PKB: Ambang Batas Presiden Open Legal Policy, Perlu Revisi UU Pemilu

Yogyakarta, PaFI Indonesia — Wakil Ketua Umum PKB Jazilul Fawaid menilai bahwa aturan ambang batas syarat pencalonan presiden (presidential threshold) 20 persen yang diatur UU Pemilu merupakan pasal yang masuk dalam kategori kebijakan hukum terbuka yang merupakan kewenangan pembentuk undang-undang (open legal policy).
Menurut Jazilul, dengan status itu, aturan ambang batas presiden mestinya harus melalui revisi undang-undang di DPR. Hal itu diungkap Jazilul saat dimintai tanggapan terkait putusan Mahkamah Konstitusi (MK) yang menyatakan pasal presidential threshold inkonstitusional.

“Pasal ini tersebut termasuk dalam open legal policy, yang mestinya DPR dan pemerintah yang akan menyusun kembali norma dalam revisi UU Pemilu,” kata Jazilul saat dihubungi, Jumat (3/1).

Menurut dia, keputusan MK yang baru saja menghapus aturan tersebut menjadi kado tahun baru. Dia memaklumi jika vonis MK itu kini menuai polemik dan kontroversi.

Menurut Jazilul, pihaknya akan segera menentukan langkah menindaklanjuti putusan tersebut. Namun, PKB menurut dia masih akan melihat dinamika di DPR dan pemerintah selaku penyusun undang-undang.

“Kami akan menyusun langkah sekaligus menunggu perkembangan dinamika dari lembaga pembentuk UU pasca MK mengeluarkan putusan tersebut. Pastinya akan berkonsekuensi pada revisi UU Pemilu yang ada,” katanya.

Anggota Komisi II DPR dari Fraksi PKB, Indrajaya mengusulkan agar proses pendaftaran partai politik kini harus diperketat. Menurut dia, hal itu penting agar jumlah pasangan calon presiden tetap dibatasi.

Menurut Indra, pembatasan juga bisa dilakukan misalnya dengan memberikan aturan lewat revisi Pemilu agar partai yang bisa mengusung calon presiden adalah partai yang lolos parlemen.

“Bisa juga misalkan ada konvensi internal atau antar partai, dan pembatasan pilpres satu putaran atau dua putaran seperti di Pilkada DKI,” kata Indra.

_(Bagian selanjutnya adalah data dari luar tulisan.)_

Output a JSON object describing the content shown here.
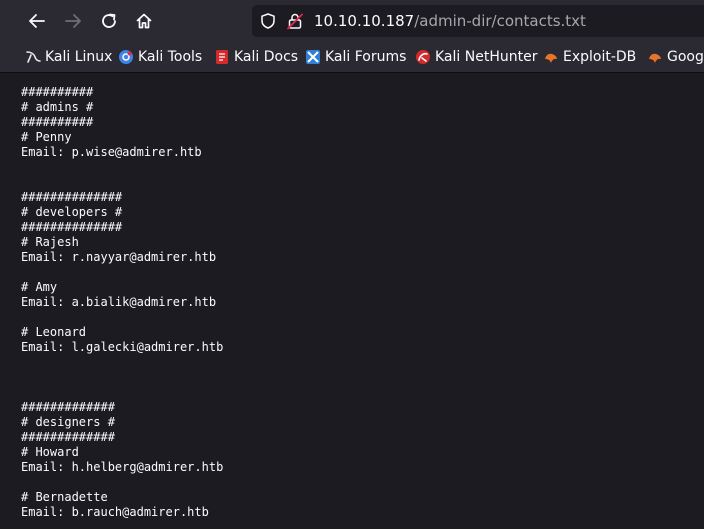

Keputusan MK tentang penghapusan presidential threshold itu dalam perkara nomor 62/PUU-XXII/2024 yang dibacakan dalam sidang putusan, Kamis (2/1).

MK mengabulkan gugatan yang dilayangkan empat mahasiswa Fakultas Syariah dan Hukum UIN Sunan Kalijaga Yogyakarta,

yakni Enika Maya Oktavia, Rizki Maulana Syafei, Faisal Nasirul Haq, dan Tsalis Khoriul Fatna.

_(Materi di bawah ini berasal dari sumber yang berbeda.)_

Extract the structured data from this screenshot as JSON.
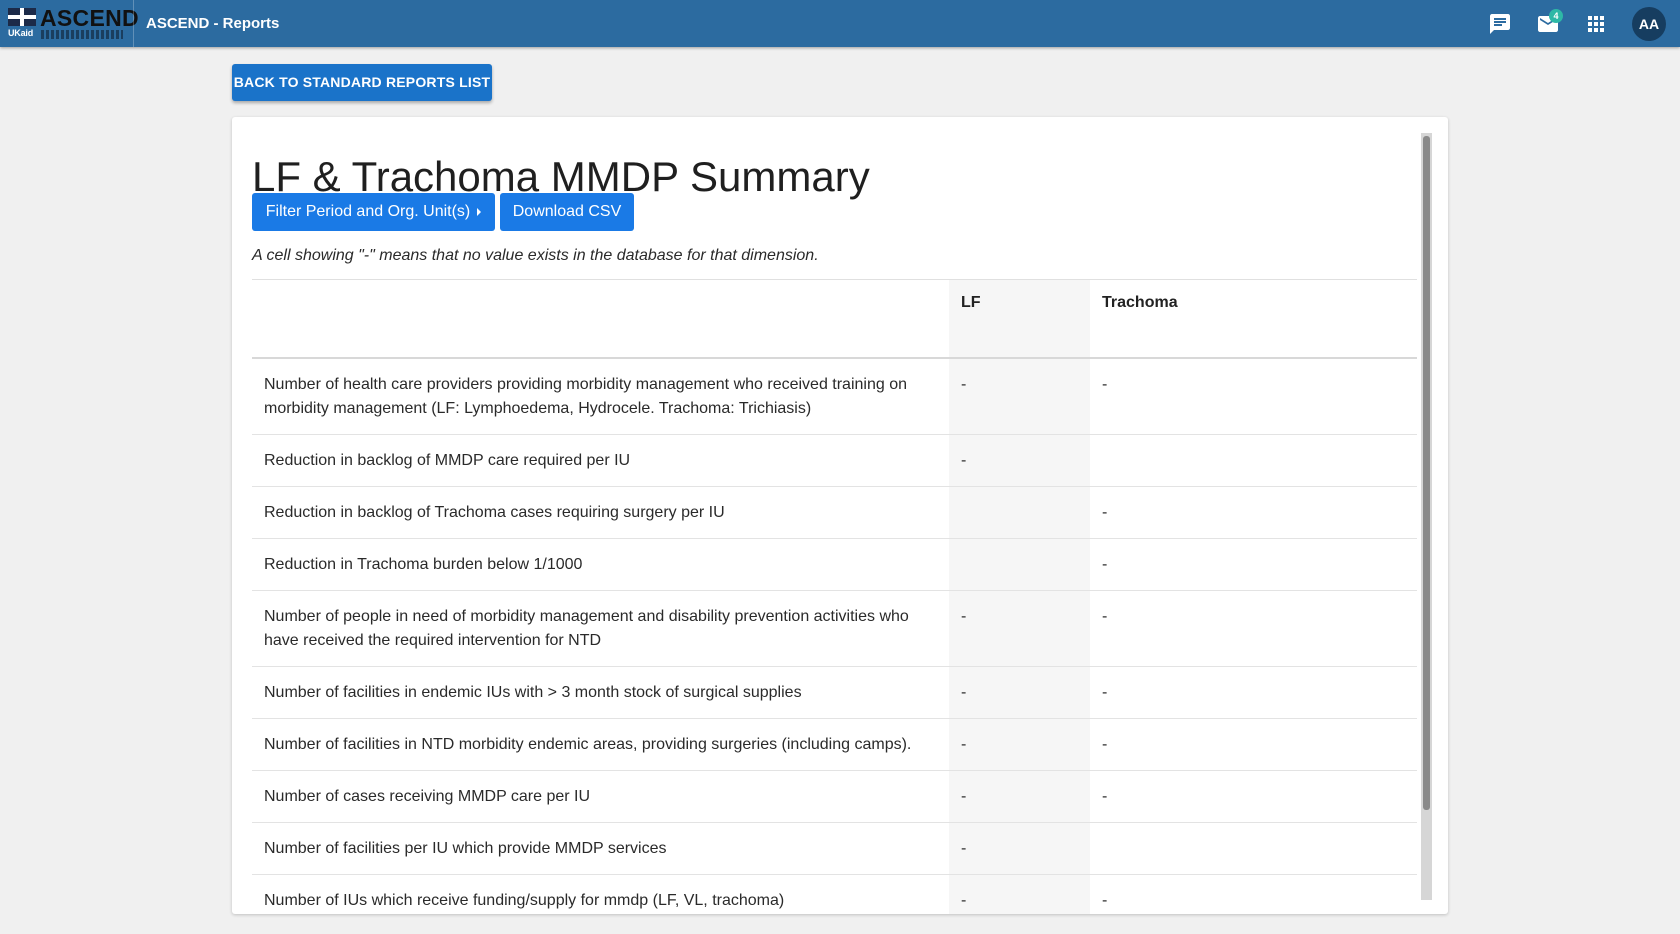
{
  "appbar": {
    "logo_text": "ASCEND",
    "logo_sub": "UKaid",
    "title": "ASCEND - Reports",
    "icons": [
      "chat-icon",
      "mail-icon",
      "apps-grid-icon"
    ],
    "mail_badge": "4",
    "avatar": "AA"
  },
  "back_button": "BACK TO STANDARD REPORTS LIST",
  "report": {
    "title": "LF & Trachoma MMDP Summary",
    "filter_button": "Filter Period and Org. Unit(s)",
    "csv_button": "Download CSV",
    "note": "A cell showing \"-\" means that no value exists in the database for that dimension.",
    "columns": [
      "",
      "LF",
      "Trachoma"
    ],
    "rows": [
      {
        "indicator": "Number of health care providers providing morbidity management who received training on morbidity management (LF: Lymphoedema, Hydrocele. Trachoma: Trichiasis)",
        "lf": "-",
        "trachoma": "-"
      },
      {
        "indicator": "Reduction in backlog of MMDP care required per IU",
        "lf": "-",
        "trachoma": ""
      },
      {
        "indicator": "Reduction in backlog of Trachoma cases requiring surgery per IU",
        "lf": "",
        "trachoma": "-"
      },
      {
        "indicator": "Reduction in Trachoma burden below 1/1000",
        "lf": "",
        "trachoma": "-"
      },
      {
        "indicator": "Number of people in need of morbidity management and disability prevention activities who have received the required intervention for NTD",
        "lf": "-",
        "trachoma": "-"
      },
      {
        "indicator": "Number of facilities in endemic IUs with > 3 month stock of surgical supplies",
        "lf": "-",
        "trachoma": "-"
      },
      {
        "indicator": "Number of facilities in NTD morbidity endemic areas, providing surgeries (including camps).",
        "lf": "-",
        "trachoma": "-"
      },
      {
        "indicator": "Number of cases receiving MMDP care per IU",
        "lf": "-",
        "trachoma": "-"
      },
      {
        "indicator": "Number of facilities per IU which provide MMDP services",
        "lf": "-",
        "trachoma": ""
      },
      {
        "indicator": "Number of IUs which receive funding/supply for mmdp (LF, VL, trachoma)",
        "lf": "-",
        "trachoma": "-"
      }
    ]
  },
  "colors": {
    "appbar": "#2c6ba0",
    "primary_button": "#1a7ae6",
    "back_button": "#1a73c9",
    "badge": "#2eb8a6",
    "avatar": "#163d60"
  }
}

Dengan putusan itu, setiap partai politik memungkinkan untuk mengusung calon presiden dan wakil presiden.

Namun, untuk mencegah jumlah pasangan calon presiden yang terlalu banyak, MK merekomendasikan rekayasa konstitusional, salah satunya meminta agar partai bergabung dalam koalisi selama gabungan koalisi itu tak mendominasi.